2. Grounds for Retraction

An article may be retracted when there is clear evidence of research misconduct or a serious breach of publication ethics, including plagiarism, data fabrication or falsification, duplicate or redundant publication, unethical research practices, undisclosed major conflicts of interest that invalidate the work, copyright infringement, manipulated peer review, or major errors that render the findings unreliable.

3. Initiation of Retraction

Retraction requests may originate from authors, readers, reviewers, editors, institutions, or other credible sources. Every allegation will be treated confidentially and evaluated objectively.

4. Investigation Process

The Editor-in-Chief, together with the Editorial Board where appropriate, will review the available evidence, communicate with the authors, and may seek clarification from the authors' institutions.
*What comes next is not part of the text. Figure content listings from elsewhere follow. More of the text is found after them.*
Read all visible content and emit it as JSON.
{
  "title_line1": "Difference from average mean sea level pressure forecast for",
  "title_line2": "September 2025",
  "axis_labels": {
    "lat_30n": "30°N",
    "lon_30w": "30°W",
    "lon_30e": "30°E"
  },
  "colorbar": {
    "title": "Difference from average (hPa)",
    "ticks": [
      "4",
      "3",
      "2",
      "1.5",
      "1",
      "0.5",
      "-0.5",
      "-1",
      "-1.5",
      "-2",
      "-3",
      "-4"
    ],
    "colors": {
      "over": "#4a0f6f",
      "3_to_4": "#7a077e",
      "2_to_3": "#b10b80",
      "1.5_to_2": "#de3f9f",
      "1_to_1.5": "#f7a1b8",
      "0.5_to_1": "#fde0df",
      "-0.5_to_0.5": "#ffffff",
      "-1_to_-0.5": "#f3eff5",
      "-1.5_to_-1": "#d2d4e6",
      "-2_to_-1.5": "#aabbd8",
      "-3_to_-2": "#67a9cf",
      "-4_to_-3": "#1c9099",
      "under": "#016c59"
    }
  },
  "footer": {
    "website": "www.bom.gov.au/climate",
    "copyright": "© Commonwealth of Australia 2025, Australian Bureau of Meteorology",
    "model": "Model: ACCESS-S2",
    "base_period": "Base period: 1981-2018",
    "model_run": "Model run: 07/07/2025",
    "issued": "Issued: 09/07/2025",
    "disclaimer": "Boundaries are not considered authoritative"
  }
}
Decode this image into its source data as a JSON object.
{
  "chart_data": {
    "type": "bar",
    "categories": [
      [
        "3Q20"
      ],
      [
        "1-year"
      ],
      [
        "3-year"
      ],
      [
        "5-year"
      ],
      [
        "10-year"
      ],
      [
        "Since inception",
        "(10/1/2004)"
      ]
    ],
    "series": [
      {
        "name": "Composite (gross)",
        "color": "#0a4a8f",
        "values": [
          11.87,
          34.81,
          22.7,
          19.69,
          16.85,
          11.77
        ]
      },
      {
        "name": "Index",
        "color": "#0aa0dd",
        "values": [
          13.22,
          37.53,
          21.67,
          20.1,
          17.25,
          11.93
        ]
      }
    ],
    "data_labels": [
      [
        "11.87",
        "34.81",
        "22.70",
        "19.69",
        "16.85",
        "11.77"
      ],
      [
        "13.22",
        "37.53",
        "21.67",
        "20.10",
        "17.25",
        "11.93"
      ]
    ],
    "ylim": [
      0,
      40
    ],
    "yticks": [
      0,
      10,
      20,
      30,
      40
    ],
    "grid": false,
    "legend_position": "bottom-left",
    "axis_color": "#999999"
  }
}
Investigations will follow COPE guidance and principles of fairness, confidentiality, and due process.

5. Retraction Decision

If the investigation confirms that retraction is warranted, the Editor-in-Chief will approve the retraction. Authors will normally be informed before the final decision; however, the journal reserves the right to retract an article without author agreement when the evidence clearly justifies doing so.

6. Publication of Retraction Notice

A formal retraction notice will be published promptly, freely accessible, permanently linked to the original article, and clearly identify the reasons for the retraction. The notice will distinguish misconduct from honest error whenever possible.

7. Status of Retracted Articles

Retracted articles will remain available as part of the scholarly record but will be clearly marked as 'Retracted' on every electronic version. The original article will not be removed except where legally required.

8. Corrections Instead of Retraction

When errors are minor and do not invalidate the overall findings, NIJBM may publish a correction (erratum or corrigendum) rather than retract the article.

9. Author Responsibilities

Authors are expected to promptly inform the journal if they discover significant errors in their published work and to cooperate fully with any investigation or corrective action.

10. Editorial Independence

Retraction decisions are based solely on scholarly evidence, publication ethics, and the integrity of the academic record. Commercial interests, sponsorship, institutional affiliations, or personal relationships will not influence editorial decisions.

11. Appeals

Authors may submit a reasoned appeal with supporting evidence if they believe a retraction decision was made in error. The Editor-in-Chief may seek advice from independent experts or the Editorial Board before issuing a final decision.